I have a 3 year old child and a 1 year old GSD. For the first 8 months or so, we kept them apart - the puppy was simply too rambunctious for the child. Now the tables are reversed, but the dog will usually remove himself from the situation if my son is getting too obnoxious. Still, even though he adores my son and will tirelessly endure endless lectures on garbage trucks and how K is for Krieger-dog, I would not leave my child unsupervised with him. We have to be parents first and foremost and dogs and children have different ways of communicating that need to be respected. 

We have a rule that when greeting, licks are allowed IF my son is ok with it. This is part of teaching respect. If he is not, he says, "Off!" We taught Krieger the "off" command during the puppy biting phase, and use "Licks" to tell him it's ok to lick. 

Since your dog is older, maybe just try using an off command and a distraction (like a favorite toy) when she gets to licking your baby and then reward/good girl/show her lots of attention when she complies. Moving her to another room just changes the view, not necessarily the understanding of what she did wrong. The goal is to teach her that really awesome things happen when she respects the space of your child. Also, you probably need to practice/train this behavior specifically, not just worry about it when you're in the middle of dinner and distracted. 
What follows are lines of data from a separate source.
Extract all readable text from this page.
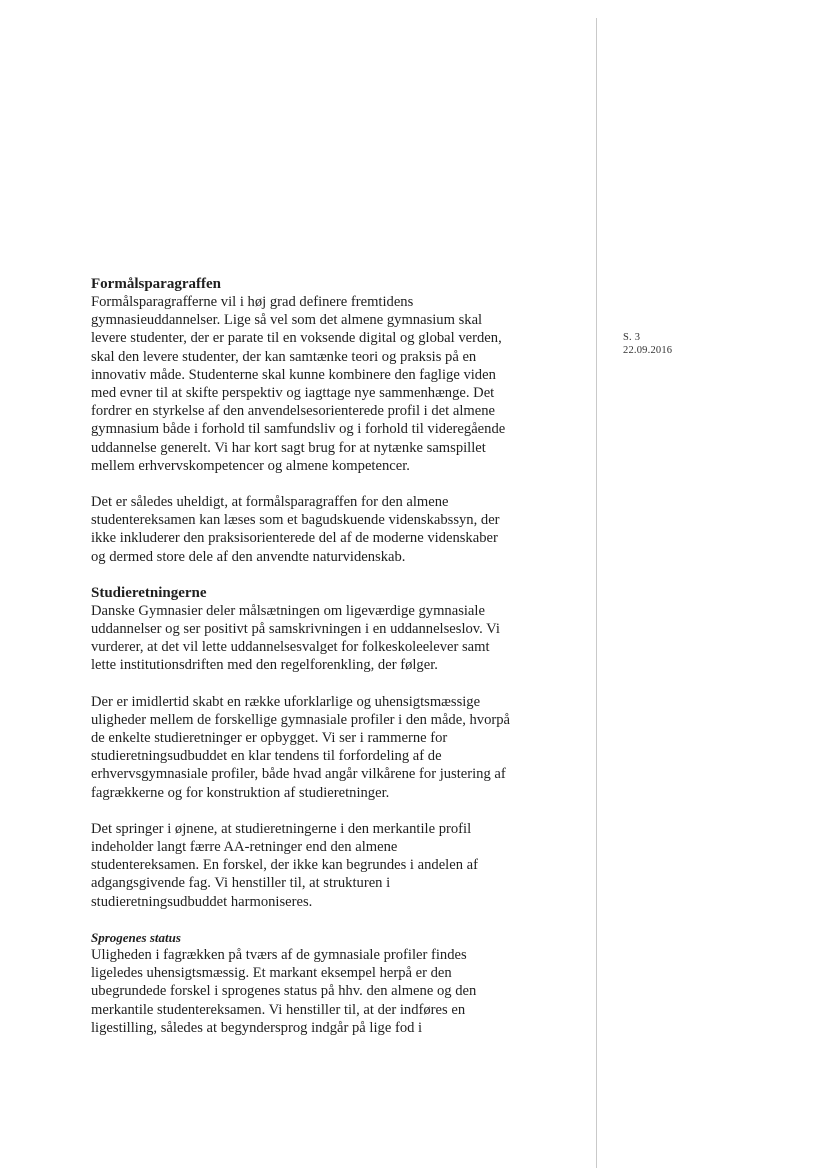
S. 3
22.09.2016
Formålsparagraffen

Formålsparagrafferne vil i høj grad definere fremtidens
gymnasieuddannelser. Lige så vel som det almene gymnasium skal
levere studenter, der er parate til en voksende digital og global verden,
skal den levere studenter, der kan samtænke teori og praksis på en
innovativ måde. Studenterne skal kunne kombinere den faglige viden
med evner til at skifte perspektiv og iagttage nye sammenhænge. Det
fordrer en styrkelse af den anvendelsesorienterede profil i det almene
gymnasium både i forhold til samfundsliv og i forhold til videregående
uddannelse generelt. Vi har kort sagt brug for at nytænke samspillet
mellem erhvervskompetencer og almene kompetencer.

Det er således uheldigt, at formålsparagraffen for den almene
studentereksamen kan læses som et bagudskuende videnskabssyn, der
ikke inkluderer den praksisorienterede del af de moderne videnskaber
og dermed store dele af den anvendte naturvidenskab.

Studieretningerne

Danske Gymnasier deler målsætningen om ligeværdige gymnasiale
uddannelser og ser positivt på samskrivningen i en uddannelseslov. Vi
vurderer, at det vil lette uddannelsesvalget for folkeskoleelever samt
lette institutionsdriften med den regelforenkling, der følger.

Der er imidlertid skabt en række uforklarlige og uhensigtsmæssige
uligheder mellem de forskellige gymnasiale profiler i den måde, hvorpå
de enkelte studieretninger er opbygget. Vi ser i rammerne for
studieretningsudbuddet en klar tendens til forfordeling af de
erhvervsgymnasiale profiler, både hvad angår vilkårene for justering af
fagrækkerne og for konstruktion af studieretninger.

Det springer i øjnene, at studieretningerne i den merkantile profil
indeholder langt færre AA-retninger end den almene
studentereksamen. En forskel, der ikke kan begrundes i andelen af
adgangsgivende fag. Vi henstiller til, at strukturen i
studieretningsudbuddet harmoniseres.

Sprogenes status

Uligheden i fagrækken på tværs af de gymnasiale profiler findes
ligeledes uhensigtsmæssig. Et markant eksempel herpå er den
ubegrundede forskel i sprogenes status på hhv. den almene og den
merkantile studentereksamen. Vi henstiller til, at der indføres en
ligestilling, således at begyndersprog indgår på lige fod i
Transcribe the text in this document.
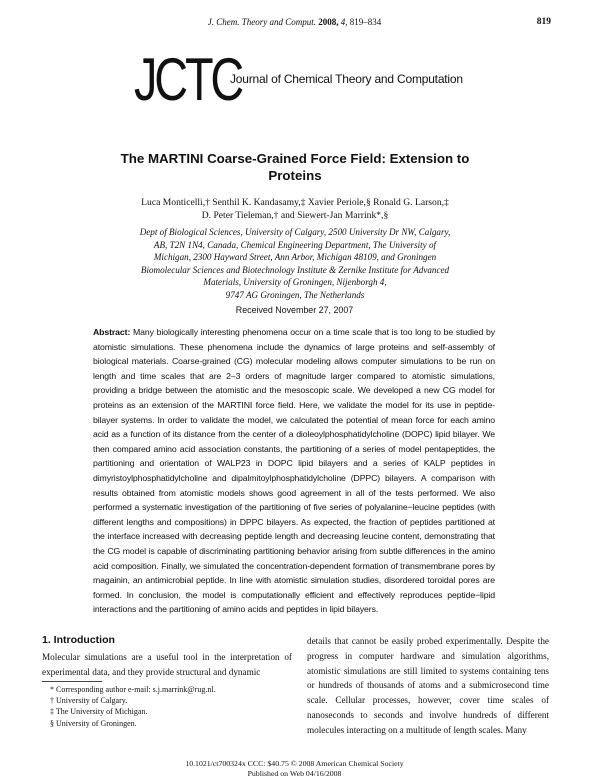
J. Chem. Theory and Comput. 2008, 4, 819–834	819
JCTC
Journal of Chemical Theory and Computation
The MARTINI Coarse-Grained Force Field: Extension to
Proteins
Luca Monticelli,† Senthil K. Kandasamy,‡ Xavier Periole,§ Ronald G. Larson,‡
D. Peter Tieleman,† and Siewert-Jan Marrink*,§
Dept of Biological Sciences, University of Calgary, 2500 University Dr NW, Calgary,
AB, T2N 1N4, Canada, Chemical Engineering Department, The University of
Michigan, 2300 Hayward Street, Ann Arbor, Michigan 48109, and Groningen
Biomolecular Sciences and Biotechnology Institute & Zernike Institute for Advanced
Materials, University of Groningen, Nijenborgh 4,
9747 AG Groningen, The Netherlands
Received November 27, 2007
Abstract: Many biologically interesting phenomena occur on a time scale that is too long to be studied by atomistic simulations. These phenomena include the dynamics of large proteins and self-assembly of biological materials. Coarse-grained (CG) molecular modeling allows computer simulations to be run on length and time scales that are 2–3 orders of magnitude larger compared to atomistic simulations, providing a bridge between the atomistic and the mesoscopic scale. We developed a new CG model for proteins as an extension of the MARTINI force field. Here, we validate the model for its use in peptide-bilayer systems. In order to validate the model, we calculated the potential of mean force for each amino acid as a function of its distance from the center of a dioleoylphosphatidylcholine (DOPC) lipid bilayer. We then compared amino acid association constants, the partitioning of a series of model pentapeptides, the partitioning and orientation of WALP23 in DOPC lipid bilayers and a series of KALP peptides in dimyristoylphosphatidylcholine and dipalmitoylphosphatidylcholine (DPPC) bilayers. A comparison with results obtained from atomistic models shows good agreement in all of the tests performed. We also performed a systematic investigation of the partitioning of five series of polyalanine−leucine peptides (with different lengths and compositions) in DPPC bilayers. As expected, the fraction of peptides partitioned at the interface increased with decreasing peptide length and decreasing leucine content, demonstrating that the CG model is capable of discriminating partitioning behavior arising from subtle differences in the amino acid composition. Finally, we simulated the concentration-dependent formation of transmembrane pores by magainin, an antimicrobial peptide. In line with atomistic simulation studies, disordered toroidal pores are formed. In conclusion, the model is computationally efficient and effectively reproduces peptide−lipid interactions and the partitioning of amino acids and peptides in lipid bilayers.
1. Introduction
Molecular simulations are a useful tool in the interpretation of experimental data, and they provide structural and dynamic
* Corresponding author e-mail: s.j.marrink@rug.nl.
† University of Calgary.
‡ The University of Michigan.
§ University of Groningen.
details that cannot be easily probed experimentally. Despite the progress in computer hardware and simulation algorithms, atomistic simulations are still limited to systems containing tens or hundreds of thousands of atoms and a submicrosecond time scale. Cellular processes, however, cover time scales of nanoseconds to seconds and involve hundreds of different molecules interacting on a multitude of length scales. Many
10.1021/ct700324x CCC: $40.75 © 2008 American Chemical Society
Published on Web 04/16/2008
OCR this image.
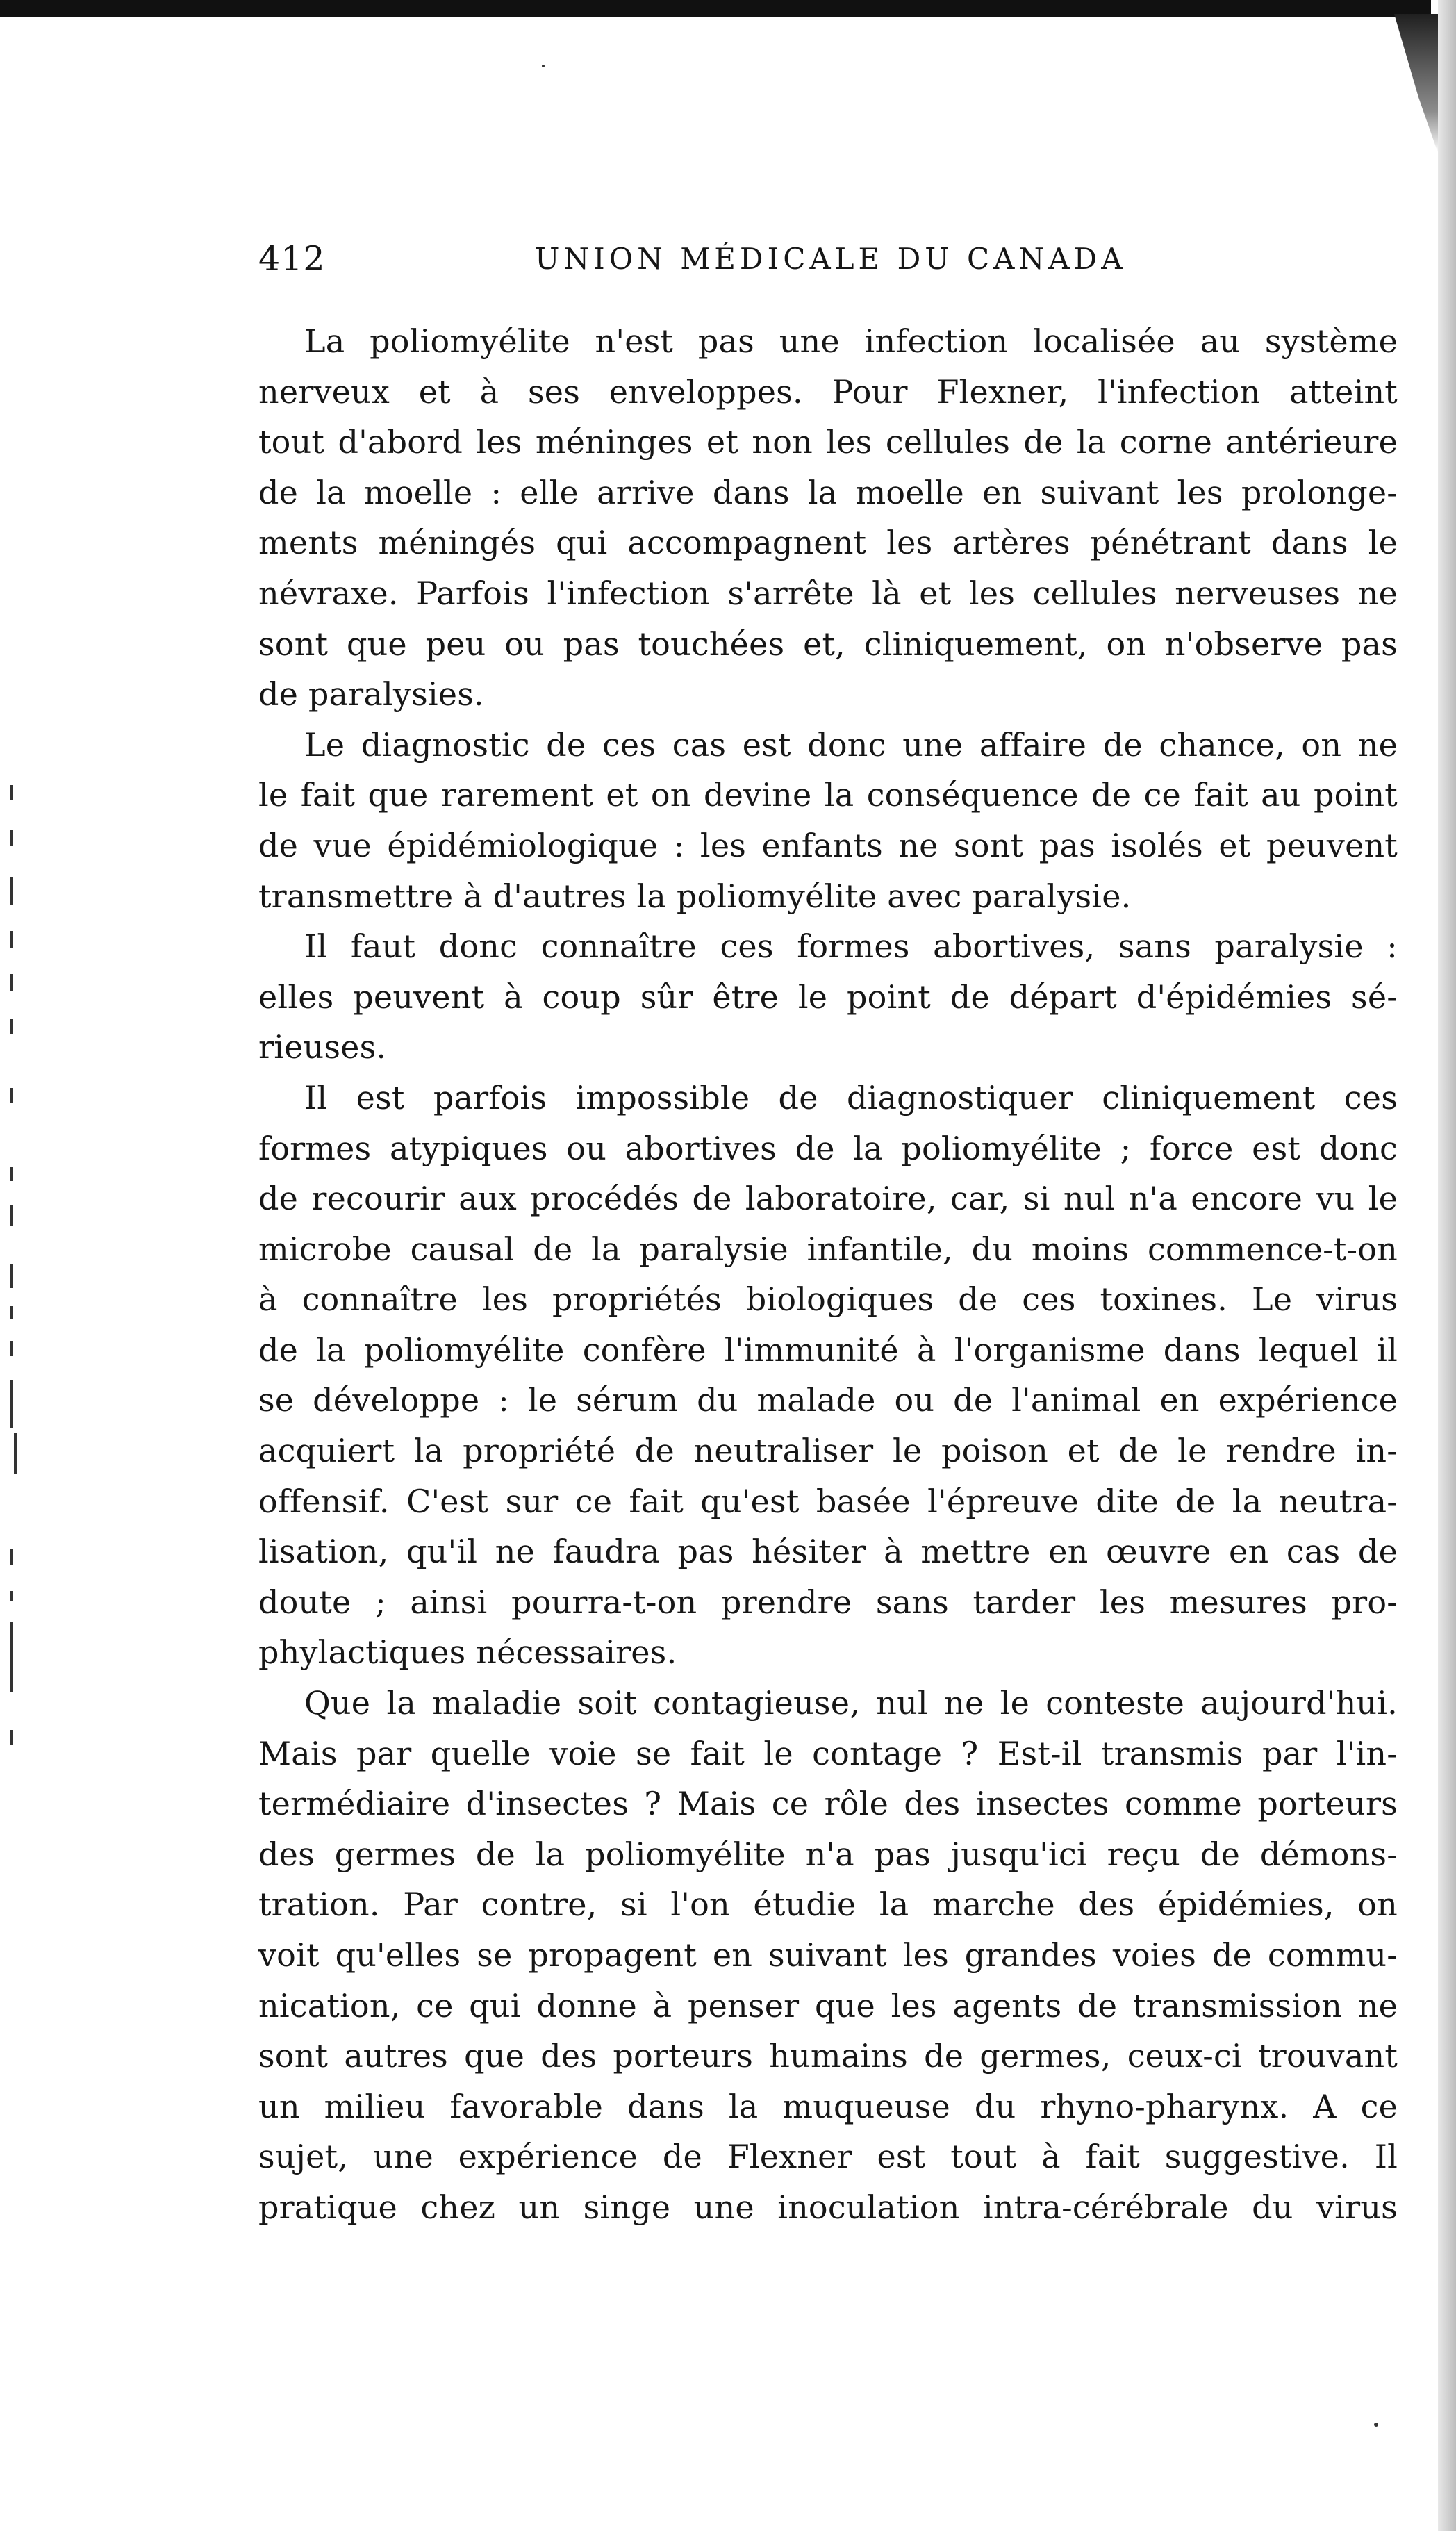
412	UNION MÉDICALE DU CANADA
La poliomyélite n'est pas une infection localisée au système
nerveux et à ses enveloppes. Pour Flexner, l'infection atteint
tout d'abord les méninges et non les cellules de la corne antérieure
de la moelle : elle arrive dans la moelle en suivant les prolonge-
ments méningés qui accompagnent les artères pénétrant dans le
névraxe. Parfois l'infection s'arrête là et les cellules nerveuses ne
sont que peu ou pas touchées et, cliniquement, on n'observe pas
de paralysies.
Le diagnostic de ces cas est donc une affaire de chance, on ne
le fait que rarement et on devine la conséquence de ce fait au point
de vue épidémiologique : les enfants ne sont pas isolés et peuvent
transmettre à d'autres la poliomyélite avec paralysie.
Il faut donc connaître ces formes abortives, sans paralysie :
elles peuvent à coup sûr être le point de départ d'épidémies sé-
rieuses.
Il est parfois impossible de diagnostiquer cliniquement ces
formes atypiques ou abortives de la poliomyélite ; force est donc
de recourir aux procédés de laboratoire, car, si nul n'a encore vu le
microbe causal de la paralysie infantile, du moins commence-t-on
à connaître les propriétés biologiques de ces toxines. Le virus
de la poliomyélite confère l'immunité à l'organisme dans lequel il
se développe : le sérum du malade ou de l'animal en expérience
acquiert la propriété de neutraliser le poison et de le rendre in-
offensif. C'est sur ce fait qu'est basée l'épreuve dite de la neutra-
lisation, qu'il ne faudra pas hésiter à mettre en œuvre en cas de
doute ; ainsi pourra-t-on prendre sans tarder les mesures pro-
phylactiques nécessaires.
Que la maladie soit contagieuse, nul ne le conteste aujourd'hui.
Mais par quelle voie se fait le contage ? Est-il transmis par l'in-
termédiaire d'insectes ? Mais ce rôle des insectes comme porteurs
des germes de la poliomyélite n'a pas jusqu'ici reçu de démons-
tration. Par contre, si l'on étudie la marche des épidémies, on
voit qu'elles se propagent en suivant les grandes voies de commu-
nication, ce qui donne à penser que les agents de transmission ne
sont autres que des porteurs humains de germes, ceux-ci trouvant
un milieu favorable dans la muqueuse du rhyno-pharynx. A ce
sujet, une expérience de Flexner est tout à fait suggestive. Il
pratique chez un singe une inoculation intra-cérébrale du virus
Take 5 minutes out and let the two of them be together. The minute your dog approaches your child, tell her off and then offer the reward for turning her attention away to you. You could also try giving her a kong or other stimulating toy to keep her attention focused on that instead of your child. Make sure that anytime you and your child and dog are together, you are supervising (ie, not distracted with dinner or some other activity while everyone plays a few feet away.) Your dog needs to see that you're going to stop her every single time, not just some of the time.


----------



## wolfy dog (Aug 1, 2012)

Licking is not always friendly. It can be very pushy and possibly a red flag. You could hire a trainer to come out to the house and give you an objective take on this. You need to up your leadership because she doesn't respect personal space, which is rude, and is too boisterous. She might need more exercise as well, both mental and physical.


----------



## Nurse Bishop (Nov 20, 2016)

The dog is probably sneakaly licking because a toddler is covered with delicious food smells. Everybody raising children cannot afford "hiring a trainer". I would keep the dog on a drag leash in the house with a good solid leash pop correction for licking the toddler. And separate them otherwise.


----------



## Jenny720 (Nov 21, 2014)

Baby gates, drag leash, place command and leave it will come in handy. We have lots of little nephews raging from 2 , 6 and up so all these come in handy. Max and luna will always will try to sneak a kiss in when they can and their mom is right there with the wipes! https://youtu.be/asVQYYSWPJc


----------